MC Poze, juventudes e democracia: qual o recado das periferias

Madalena Rodrigues
Diretora de Desenvolvimento Institucional da Escola da Democracia

Publicação: 10/06/2025 03:00

“Já votei! E só votei em homem bonito!” Eu devia ter, no máximo, 9 anos quando ouvi essa frase. Na primeira etapa da Vila da Cohab, em Rio Doce, era comum o voto ser associado a atributos ou ações que em nada se relacionavam com a possibilidade de entregar um bom mandato eletivo. 

Era o desconto na escola particular, o carro que levava para a hemodiálise. Isso sem falar no serviço de segurança privada de idoneidade duvidosa, mas presente até nas ausências. Parecia até filme de Kleber Mendonça Filho, a diferença estava na diminuta renda per capta dentre os personagens da vida real. 

Lembro com nitidez do burburinho sobre a prisão do vereador que chefiava esse grupo de “proteção comunitária”, conforme se autointitulava. A comoção no dia do júri - sim, a acusação era referente a um homicídio -, inesquecível. Nem de longe parecia alguém que devia algo à sociedade ou ao sistema de justiça. Multidão no fórum, imprensa fazendo cobertura, vizinhança mobilizada. Como poderia aquele salvador de existências estar sendo tratado como se um criminoso fosse? Esse era o questionamento que cortava silenciosamente toda aquela atmosfera, num misto de frisson com indignação. Ao ver as imagens da saída do MC Poze após 5 dias de prisão, fui transportada para esse mesmo tempo e espaço. 

Aos 26 anos, o artista carioca que acumula quase 6 milhões de ouvintes mensais nos streamings de áudio, está sendo investigado por apologia ao crime e envolvimento com o tráfico de drogas. 

Tem um MC Poze em cada comunidade do Recife e uma legião de jovens escolhendo diariamente os seus heróis para adorar. O cordão de ouro é só a ponta do iceberg. O porsche, a cereja do bolo. O que vem antes de qualquer ostentação é a cabeça erguida de quem aparenta (e imagina, erroneamente) não ser passível de humilhação. A humilhação cotidiana que, desde a infância, muitos jovens vivenciam. Especialmente os meninos negros, com suas infâncias abreviadas pelo racismo, que os coloca cada vez mais cedo no lugar de ameaça. No lugar de suspeito. O baculejo certamente não alcança os alunos do Damas, mas ajusta com precisão relógio e calendário se mudarmos de endereço. 

Com o que sonham os meninos e meninas do Recife?
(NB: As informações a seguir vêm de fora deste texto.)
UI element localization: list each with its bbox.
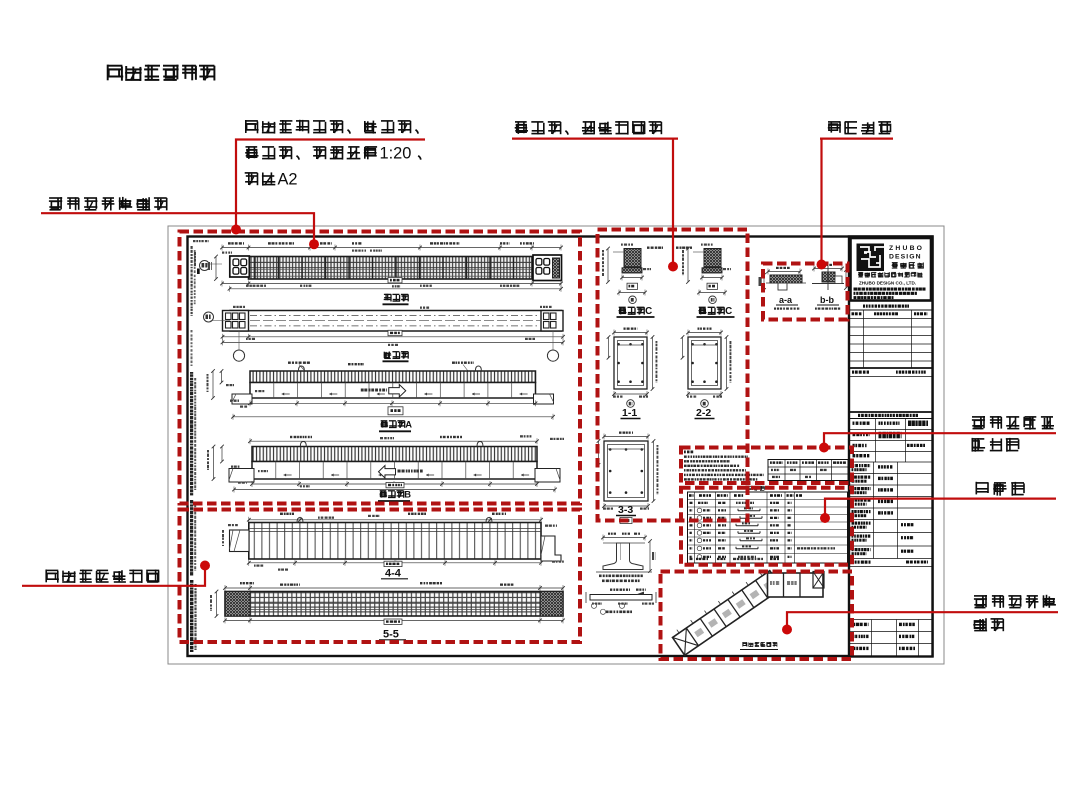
svg-text:B: B <box>404 489 411 500</box>
svg-text:ZHUBO DESIGN CO., LTD.: ZHUBO DESIGN CO., LTD. <box>859 281 916 286</box>
svg-text:3-3: 3-3 <box>618 504 633 516</box>
svg-text:a-a: a-a <box>779 295 793 305</box>
svg-text:b-b: b-b <box>820 295 834 305</box>
svg-text:A2: A2 <box>278 171 298 189</box>
svg-text:A: A <box>405 419 412 430</box>
svg-text:C: C <box>725 306 732 317</box>
svg-text:C: C <box>645 306 652 317</box>
svg-text:DESIGN: DESIGN <box>889 254 922 261</box>
svg-text:5-5: 5-5 <box>383 629 399 641</box>
svg-text:ZHUBO: ZHUBO <box>889 245 924 252</box>
svg-text:1-1: 1-1 <box>622 407 637 419</box>
svg-text:1:20: 1:20 <box>380 145 412 163</box>
svg-text:2-2: 2-2 <box>696 407 711 419</box>
svg-text:4-4: 4-4 <box>385 568 402 580</box>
Pelo que lutam as juventudes que se deslumbram com as vidas nababescas dos MCs enquanto nem água chega em suas torneiras, a depender do CEP? Muito se discute sobre como falar com essa parcela da população, mas pouco se mostra como é que se ouve. 

É a partir de inquietações como essas que surge a Escola da Democracia. Uma iniciativa de três mulheres pernambucanas que acreditam na educação política como ferramenta de mobilidade social a partir do voto livre e qualificado. Num país onde a população mais pobre e predominantemente negra levará 9 gerações até atingir a renda média nacional, segundo a pesquisa “Elevador Social Quebrado”, da Organização para a Cooperação e Desenvolvimento Econômico - OCDE, é preciso representantes dispostos e dispostas a tornarem mais curta e mais digna essa espera.

Inspirada no conceito de Quilombismo de Abdias Nascimento - que nos lembra da importância do fazer coletivo e das lutas por liberdades - o nosso sonho enquanto Escola da Democracia é viver num país onde gênero, raça ou classe não definem o destino de cada cidadão e cidadã. E a gente quer ver as juventudes conscientes de que, sim, tudo bem com a ideia de que bens materiais podem trazer felicidade, mas direitos e garantias fundamentais protegidos, sem distinções, por quem nos representa é melhor ainda. Não há dinheiro que pague o direito de viver sem medo.